Google is looking for content that is high quality, useful for the user, and relevant to the search query. Google provides a list of questions to help you review your content post-update, and make sure it aligns with Google’s requirements. A few of these questions are listed below:
- Does the content provide original information, reporting, research, or analysis?
- Does the content provide insightful analysis or interesting information that is beyond the obvious?
- Does the main heading or page title avoid exaggerating or being shocking in nature?
- Is this the sort of page you’d want to bookmark, share with a friend, or recommend?
- Does the content provide substantial value when compared to other pages in search results?
It can take several months before changes in search rankings are seen or recovered following any improvements made.
UFC & E-E-A-T: content that ranks well on Google
In the same podcast mentioned above, Sullivan also talks about creating content with the user in mind.
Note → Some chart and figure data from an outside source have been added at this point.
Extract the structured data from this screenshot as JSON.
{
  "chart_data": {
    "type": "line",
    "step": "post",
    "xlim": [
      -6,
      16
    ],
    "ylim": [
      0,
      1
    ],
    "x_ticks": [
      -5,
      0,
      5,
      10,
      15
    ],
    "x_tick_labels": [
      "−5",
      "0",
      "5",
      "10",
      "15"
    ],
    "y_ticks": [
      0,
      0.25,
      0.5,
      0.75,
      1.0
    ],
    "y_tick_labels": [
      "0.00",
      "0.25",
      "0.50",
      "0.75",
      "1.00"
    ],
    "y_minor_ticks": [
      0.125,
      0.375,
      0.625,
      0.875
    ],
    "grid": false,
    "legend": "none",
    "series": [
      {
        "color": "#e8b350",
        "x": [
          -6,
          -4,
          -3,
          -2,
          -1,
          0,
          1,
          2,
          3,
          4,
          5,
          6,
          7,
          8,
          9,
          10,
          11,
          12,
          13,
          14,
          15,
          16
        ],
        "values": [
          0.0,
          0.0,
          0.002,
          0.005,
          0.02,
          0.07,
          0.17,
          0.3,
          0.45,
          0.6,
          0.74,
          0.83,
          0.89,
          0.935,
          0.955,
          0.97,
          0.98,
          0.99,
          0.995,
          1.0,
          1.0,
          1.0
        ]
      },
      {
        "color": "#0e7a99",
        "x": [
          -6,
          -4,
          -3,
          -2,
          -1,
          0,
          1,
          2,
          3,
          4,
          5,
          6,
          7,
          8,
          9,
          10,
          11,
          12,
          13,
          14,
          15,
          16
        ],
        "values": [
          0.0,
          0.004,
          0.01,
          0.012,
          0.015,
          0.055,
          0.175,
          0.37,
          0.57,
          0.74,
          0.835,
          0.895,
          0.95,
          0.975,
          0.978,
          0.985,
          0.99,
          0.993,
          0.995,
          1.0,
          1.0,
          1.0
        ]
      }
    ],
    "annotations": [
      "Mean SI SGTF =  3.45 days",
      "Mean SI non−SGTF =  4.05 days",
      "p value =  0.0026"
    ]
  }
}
User focused content (UFC) is authentic user-centric content that is likely to rank well regardless of the fluctuations in trends or topics in the industry – usually this content answers frequently searched for “how”, “why”, “where”, “when”, or “what” queries.
Another measure against which Google analyses its content are their Experience, Expertise, Authority, and Trustworthiness (E-E-A-T) guidelines. E-E-A-T is analysed for content against every search, with the intention to provide users with the best possible answers to their queries.
Experience: the authors first hand experience with the subject matter
Expertise: authors knowledge, qualifications or credentials relating to the subject matter
Authoritativeness: overall reputation within the industry
Trustworthiness: factual accuracy & trustworthy sources
August 2023’s Core Update
Google has finalised its second major algorithm update of the year, and this might have impacted your website’s Google search rankings. While this is not necessarily a sign of wrong-doing, major changes to SERP rankings might be an indication that you need to review your content strategy and analyse whether or not it aligns with what Google is looking for.
The best way to increase the chances of your content ranking on Google is to produce content that is useful and helpful to users, and that meets the E-E-A-T guidelines. Content that meets these requirements are more likely to be seen as useful and relevant sources of information by Google, and therefore displayed to users when they search for relevant queries.
As we settle into the first few days following the update it will be interesting to see the major changes that arise; with the more recent Google Core Updates looking to make things faster, relevant, and more seamless for users it is likely that August’s update will also be user-focused. As AI technology, and an increased desire for a visual search experience continues to rise in popularity, it will be interesting to keep note and see if any of these elements have been incorporated into the update – or if we will see the sparks of these things beginning to emerge.